Однажды он подошел к окну и устремил свой взор вдаль: через тюремный двор, поверх стены, что его окружала; через всю улицу, прилегавшую к Скарборо. В окне противоположного дома он увидел молодую, просто одетую, но красивую и приятную женщину, в глазах которой, как ему показалось, светился редкостный ум. Их взгляды встретились, и в ту же минуту некая сила словно бы хлынула в его душу. Хоуп почувствовал, как между ними возникает крепкая, нерушимая связь, способная преодолеть пространство и преграды. И сила эта вдруг стала вытеснять из его сердца то влияние, какое всегда имел над ним Ньютон. Он впитывал ее всей душой, усилием воли стремясь сохранить ее в себе, наложить на нее заклятье, цепляясь за нее, как утопающий хватается за соломинку. В течение получаса они неотрывно смотрели друг на друга, кажется, даже не моргая, пока женщина наконец не отвернулась от него.

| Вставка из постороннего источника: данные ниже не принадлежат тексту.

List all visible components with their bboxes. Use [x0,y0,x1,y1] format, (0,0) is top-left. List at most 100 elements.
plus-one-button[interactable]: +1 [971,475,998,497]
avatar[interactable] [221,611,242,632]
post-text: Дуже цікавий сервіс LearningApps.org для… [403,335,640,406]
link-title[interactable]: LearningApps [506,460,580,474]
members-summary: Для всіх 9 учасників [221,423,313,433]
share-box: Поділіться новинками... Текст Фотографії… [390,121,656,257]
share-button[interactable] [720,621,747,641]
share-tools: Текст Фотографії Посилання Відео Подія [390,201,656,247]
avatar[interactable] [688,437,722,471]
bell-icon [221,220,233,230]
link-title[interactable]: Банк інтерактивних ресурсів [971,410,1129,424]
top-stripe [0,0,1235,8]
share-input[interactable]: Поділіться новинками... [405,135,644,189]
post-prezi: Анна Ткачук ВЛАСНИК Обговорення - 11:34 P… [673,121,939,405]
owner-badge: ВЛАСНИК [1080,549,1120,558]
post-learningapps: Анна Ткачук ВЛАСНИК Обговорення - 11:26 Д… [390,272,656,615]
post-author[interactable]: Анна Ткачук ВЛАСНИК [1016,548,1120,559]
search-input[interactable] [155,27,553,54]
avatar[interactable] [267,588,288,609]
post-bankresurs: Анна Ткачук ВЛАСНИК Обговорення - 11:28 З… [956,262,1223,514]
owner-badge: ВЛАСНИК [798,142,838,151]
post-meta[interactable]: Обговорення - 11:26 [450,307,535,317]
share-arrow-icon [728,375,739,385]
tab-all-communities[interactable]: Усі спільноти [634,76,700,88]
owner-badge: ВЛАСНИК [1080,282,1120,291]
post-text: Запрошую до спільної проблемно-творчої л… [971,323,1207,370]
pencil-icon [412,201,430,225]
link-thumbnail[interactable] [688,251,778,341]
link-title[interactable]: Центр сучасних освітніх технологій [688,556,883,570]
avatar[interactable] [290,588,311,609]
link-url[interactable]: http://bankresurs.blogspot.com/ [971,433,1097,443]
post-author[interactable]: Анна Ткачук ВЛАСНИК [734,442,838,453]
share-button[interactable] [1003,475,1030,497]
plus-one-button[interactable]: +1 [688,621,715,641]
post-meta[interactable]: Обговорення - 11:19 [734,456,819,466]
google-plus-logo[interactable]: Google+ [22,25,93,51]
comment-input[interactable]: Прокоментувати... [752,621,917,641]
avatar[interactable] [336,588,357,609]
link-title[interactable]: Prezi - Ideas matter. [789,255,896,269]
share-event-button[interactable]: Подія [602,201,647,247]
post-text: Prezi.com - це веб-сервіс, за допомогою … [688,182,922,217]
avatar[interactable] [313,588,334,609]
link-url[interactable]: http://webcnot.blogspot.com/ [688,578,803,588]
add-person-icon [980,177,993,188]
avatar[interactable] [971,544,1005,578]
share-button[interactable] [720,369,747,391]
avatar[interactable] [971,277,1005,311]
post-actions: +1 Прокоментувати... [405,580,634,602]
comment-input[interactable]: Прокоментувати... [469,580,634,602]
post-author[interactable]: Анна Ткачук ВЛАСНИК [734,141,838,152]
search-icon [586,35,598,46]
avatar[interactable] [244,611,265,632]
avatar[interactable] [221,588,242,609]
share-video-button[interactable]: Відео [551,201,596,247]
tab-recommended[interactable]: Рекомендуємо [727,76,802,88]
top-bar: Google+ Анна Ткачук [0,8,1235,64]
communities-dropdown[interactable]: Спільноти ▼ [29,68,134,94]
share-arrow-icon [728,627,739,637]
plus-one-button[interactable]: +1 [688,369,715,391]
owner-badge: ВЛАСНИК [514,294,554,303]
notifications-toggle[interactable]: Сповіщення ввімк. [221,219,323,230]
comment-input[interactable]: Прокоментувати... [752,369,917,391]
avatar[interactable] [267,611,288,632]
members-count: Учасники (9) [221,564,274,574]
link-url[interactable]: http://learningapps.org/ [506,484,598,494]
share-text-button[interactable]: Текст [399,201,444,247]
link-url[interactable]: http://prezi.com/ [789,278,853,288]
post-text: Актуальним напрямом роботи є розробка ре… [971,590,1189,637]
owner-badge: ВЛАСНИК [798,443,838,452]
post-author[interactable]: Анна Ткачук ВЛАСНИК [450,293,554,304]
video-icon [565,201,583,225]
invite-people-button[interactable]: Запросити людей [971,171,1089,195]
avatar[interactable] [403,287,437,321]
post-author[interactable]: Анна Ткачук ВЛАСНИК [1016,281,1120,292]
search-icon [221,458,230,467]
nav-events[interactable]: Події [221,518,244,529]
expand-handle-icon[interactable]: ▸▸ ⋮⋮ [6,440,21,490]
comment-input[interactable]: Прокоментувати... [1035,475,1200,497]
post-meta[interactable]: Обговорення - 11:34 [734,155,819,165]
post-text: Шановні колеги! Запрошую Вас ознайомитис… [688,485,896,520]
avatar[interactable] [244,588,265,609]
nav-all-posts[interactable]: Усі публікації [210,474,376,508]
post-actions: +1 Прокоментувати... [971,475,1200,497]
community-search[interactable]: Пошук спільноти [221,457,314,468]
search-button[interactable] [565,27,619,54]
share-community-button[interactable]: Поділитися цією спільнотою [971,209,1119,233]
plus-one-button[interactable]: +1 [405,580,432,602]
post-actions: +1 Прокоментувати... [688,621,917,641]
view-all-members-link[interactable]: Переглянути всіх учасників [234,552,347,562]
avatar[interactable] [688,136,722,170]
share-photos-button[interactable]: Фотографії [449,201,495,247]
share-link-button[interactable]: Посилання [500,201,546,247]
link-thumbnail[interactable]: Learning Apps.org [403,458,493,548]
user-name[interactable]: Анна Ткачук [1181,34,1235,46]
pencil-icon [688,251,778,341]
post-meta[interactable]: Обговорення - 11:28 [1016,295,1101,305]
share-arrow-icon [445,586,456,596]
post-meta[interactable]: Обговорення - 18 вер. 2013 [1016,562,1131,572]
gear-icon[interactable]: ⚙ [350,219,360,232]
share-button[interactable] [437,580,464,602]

На следующий день в тот же самый час он снова стоял у окна; несколько минут неистового напряжения — и женщина вновь стояла напротив. «И вновь одной лишь силой духа удерживал я ее; я знал, сколь необходимы мне эти узы: вся моя жизнь заключалась в этом взгляде». На третий день — то же. В течение недель, месяцев он продолжал обмениваться взглядом с незнакомой ему женщиной, изредка пропуская день или два. Хоуп ощущал, что создавшаяся между ними связь сулит ему нечто важное. И через год, будто бы требовалось именно двенадцать месяцев, чтобы проверить силу этой безмолвной связи, стали приходить первые подарки. И наконец несколько слов, написанных четким, крупным почерком. Именно тогда в ясном и светлом взоре женщины он ощутил присутствие духа и помощь. «На которые я ответил столь же кратко. Но важны были не слова — оковы чувств, но наши взгляды».
Незыблемые узы, шесть с лишним лет подряд.

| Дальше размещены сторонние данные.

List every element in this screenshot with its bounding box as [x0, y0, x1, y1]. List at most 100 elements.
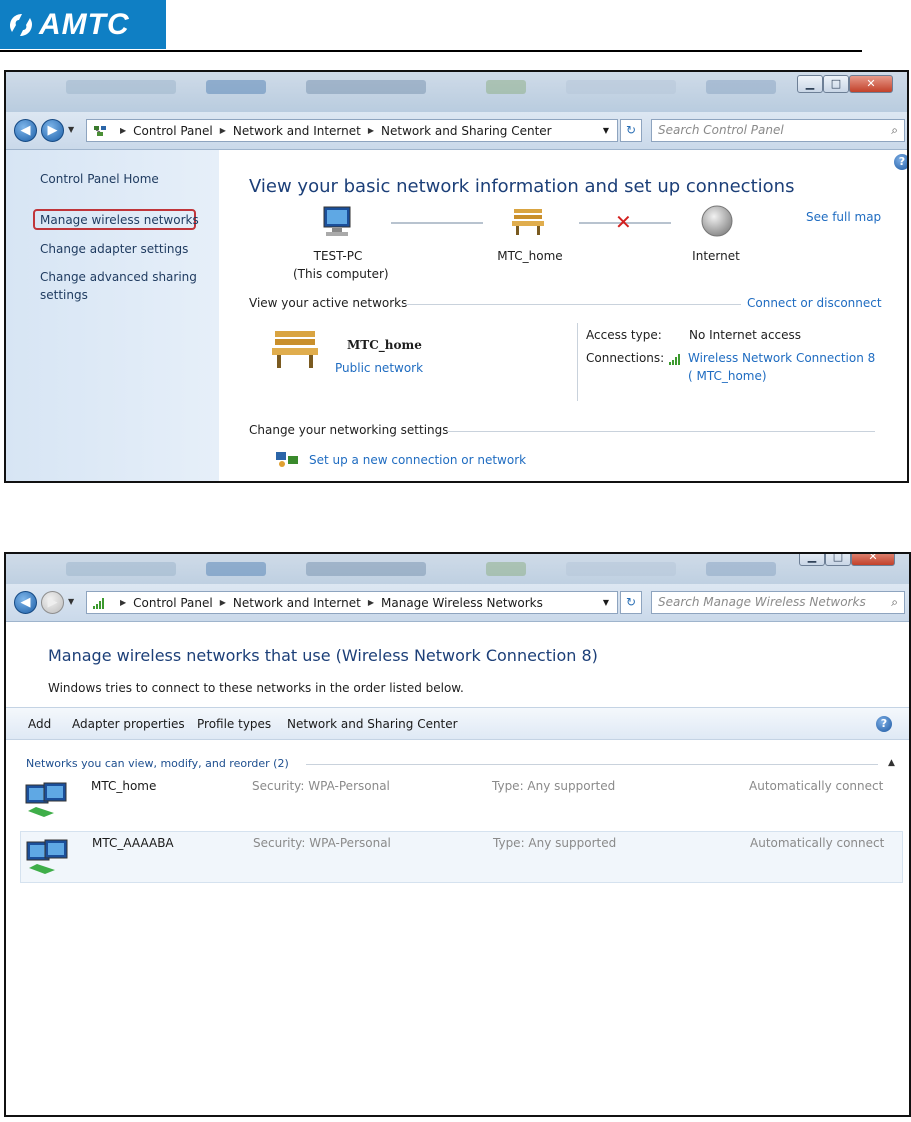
recent-pages-dropdown-icon[interactable]: ▼	[68, 597, 74, 606]
connections-label: Connections:	[586, 351, 665, 365]
network-name: MTC_home	[91, 779, 157, 793]
network-mode: Automatically connect	[749, 779, 884, 793]
forward-button[interactable]: ▶	[41, 591, 64, 614]
network-type: Type: Any supported	[492, 779, 616, 793]
network-sharing-center-button[interactable]: Network and Sharing Center	[287, 717, 458, 731]
adapter-properties-button[interactable]: Adapter properties	[72, 717, 185, 731]
search-input[interactable]: Search Control Panel ⌕	[651, 119, 905, 142]
public-network-link[interactable]: Public network	[335, 361, 423, 375]
breadcrumb-separator-icon: ▶	[367, 126, 375, 135]
internet-globe-icon	[701, 205, 733, 237]
breadcrumb-current-page[interactable]: Manage Wireless Networks	[381, 596, 543, 610]
maximize-button[interactable]: □	[823, 75, 849, 93]
vertical-divider	[577, 323, 578, 401]
address-dropdown-icon[interactable]: ▼	[603, 598, 609, 607]
access-type-label: Access type:	[586, 328, 662, 342]
map-connector	[391, 222, 483, 224]
breadcrumb-separator-icon: ▶	[367, 598, 375, 607]
no-connection-x-icon: ✕	[615, 210, 632, 234]
window-content: Control Panel Home Manage wireless netwo…	[6, 150, 907, 481]
breadcrumb-separator-icon: ▶	[219, 598, 226, 607]
change-settings-heading: Change your networking settings	[249, 423, 449, 437]
title-bar: ▁ □ ✕	[6, 72, 907, 112]
back-button[interactable]: ◀	[14, 119, 37, 142]
breadcrumb-network-internet[interactable]: Network and Internet	[233, 124, 361, 138]
minimize-button[interactable]: ▁	[799, 554, 825, 566]
computer-name: TEST-PC	[313, 249, 363, 263]
setup-new-connection-link[interactable]: Set up a new connection or network	[309, 453, 526, 467]
profile-types-button[interactable]: Profile types	[197, 717, 271, 731]
network-security: Security: WPA-Personal	[253, 836, 391, 850]
wireless-connection-ssid[interactable]: ( MTC_home)	[688, 369, 767, 383]
page-title: Manage wireless networks that use (Wirel…	[48, 646, 598, 665]
search-input[interactable]: Search Manage Wireless Networks ⌕	[651, 591, 905, 614]
recent-pages-dropdown-icon[interactable]: ▼	[68, 125, 74, 134]
active-networks-heading: View your active networks	[249, 296, 408, 310]
brand-logo: AMTC	[0, 0, 166, 49]
change-advanced-sharing-link-line2[interactable]: settings	[40, 286, 88, 304]
wireless-network-icon	[25, 782, 67, 817]
forward-button[interactable]: ▶	[41, 119, 64, 142]
network-name: MTC_AAAABA	[92, 836, 174, 850]
left-navigation-pane: Control Panel Home Manage wireless netwo…	[6, 150, 219, 481]
breadcrumb-control-panel[interactable]: Control Panel	[133, 596, 213, 610]
change-advanced-sharing-link[interactable]: Change advanced sharing	[40, 268, 197, 286]
manage-wireless-networks-link[interactable]: Manage wireless networks	[40, 211, 199, 229]
list-item[interactable]: MTC_AAAABA Security: WPA-Personal Type: …	[20, 831, 903, 883]
change-adapter-settings-link[interactable]: Change adapter settings	[40, 240, 188, 258]
breadcrumb-network-internet[interactable]: Network and Internet	[233, 596, 361, 610]
back-button[interactable]: ◀	[14, 591, 37, 614]
setup-connection-icon	[276, 452, 298, 467]
search-icon[interactable]: ⌕	[891, 592, 898, 613]
breadcrumb-separator-icon: ▶	[120, 126, 127, 135]
collapse-group-icon[interactable]: ▲	[888, 758, 895, 768]
help-icon[interactable]: ?	[876, 716, 892, 732]
logo-text: AMTC	[39, 8, 130, 41]
breadcrumb-current-page[interactable]: Network and Sharing Center	[381, 124, 552, 138]
page-title: View your basic network information and …	[249, 176, 795, 197]
refresh-button[interactable]: ↻	[620, 591, 642, 614]
search-icon[interactable]: ⌕	[891, 120, 898, 141]
network-mode: Automatically connect	[750, 836, 885, 850]
address-dropdown-icon[interactable]: ▼	[603, 126, 609, 135]
list-item[interactable]: MTC_home Security: WPA-Personal Type: An…	[20, 775, 903, 827]
address-field[interactable]: ▶ Control Panel ▶ Network and Internet ▶…	[86, 591, 618, 614]
add-button[interactable]: Add	[28, 717, 51, 731]
maximize-button[interactable]: □	[825, 554, 851, 566]
wifi-signal-icon	[669, 354, 680, 365]
window-content: Manage wireless networks that use (Wirel…	[6, 622, 909, 1115]
wireless-signal-icon	[93, 597, 104, 609]
active-network-name: MTC_home	[347, 338, 422, 352]
computer-subtitle: (This computer)	[293, 267, 389, 281]
header-rule	[0, 50, 862, 52]
page-subtitle: Windows tries to connect to these networ…	[48, 681, 464, 695]
connect-or-disconnect-link[interactable]: Connect or disconnect	[747, 296, 882, 310]
refresh-button[interactable]: ↻	[620, 119, 642, 142]
manage-wireless-networks-window: ▁ □ ✕ ◀ ▶ ▼ ▶ Control Panel ▶ Network an…	[4, 552, 911, 1117]
access-type-value: No Internet access	[689, 328, 802, 342]
map-internet-label: Internet	[692, 249, 740, 263]
network-icon	[94, 125, 106, 136]
section-divider	[447, 431, 875, 432]
network-security: Security: WPA-Personal	[252, 779, 390, 793]
main-pane: ? View your basic network information an…	[219, 150, 907, 481]
close-button[interactable]: ✕	[849, 75, 893, 93]
breadcrumb-control-panel[interactable]: Control Panel	[133, 124, 213, 138]
network-sharing-center-window: ▁ □ ✕ ◀ ▶ ▼ ▶ Control Panel ▶ Network an…	[4, 70, 909, 483]
breadcrumb-separator-icon: ▶	[219, 126, 226, 135]
address-bar-row: ◀ ▶ ▼ ▶ Control Panel ▶ Network and Inte…	[6, 112, 907, 150]
wireless-connection-link[interactable]: Wireless Network Connection 8	[688, 351, 875, 365]
section-divider	[405, 304, 741, 305]
wireless-network-icon	[26, 839, 68, 874]
close-button[interactable]: ✕	[851, 554, 895, 566]
control-panel-home-link[interactable]: Control Panel Home	[40, 170, 159, 188]
help-icon[interactable]: ?	[894, 154, 907, 170]
network-group-label: Networks you can view, modify, and reord…	[26, 757, 289, 770]
group-divider	[306, 764, 878, 765]
public-network-bench-icon	[272, 331, 318, 368]
command-toolbar: Add Adapter properties Profile types Net…	[6, 707, 909, 740]
minimize-button[interactable]: ▁	[797, 75, 823, 93]
see-full-map-link[interactable]: See full map	[806, 210, 881, 224]
computer-icon	[323, 206, 351, 236]
address-field[interactable]: ▶ Control Panel ▶ Network and Internet ▶…	[86, 119, 618, 142]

На протяжении двух тысяч трехсот сорока восьми дней я, стоя у зарешеченного окна, ощущал себя чем-то большим, нежели просто человеком. Сознание мое вмещало не только меня самого, но ту женщину, которая удерживала меня от падения в ад. Я ни разу так и не осмелился освободить ее от моих чар, как Ньютон никогда не освободит меня самого.
Ему удалось повидаться с Мэри следующим утром один на один, без Ньютона.
— Он — адвокат из Честера, приехал, чтобы вернуть меня обратно к делам. Мне придется уехать.
— На сколько? — Мэри склонила голову; слова прозвучали гортанно, и это возбуждало его.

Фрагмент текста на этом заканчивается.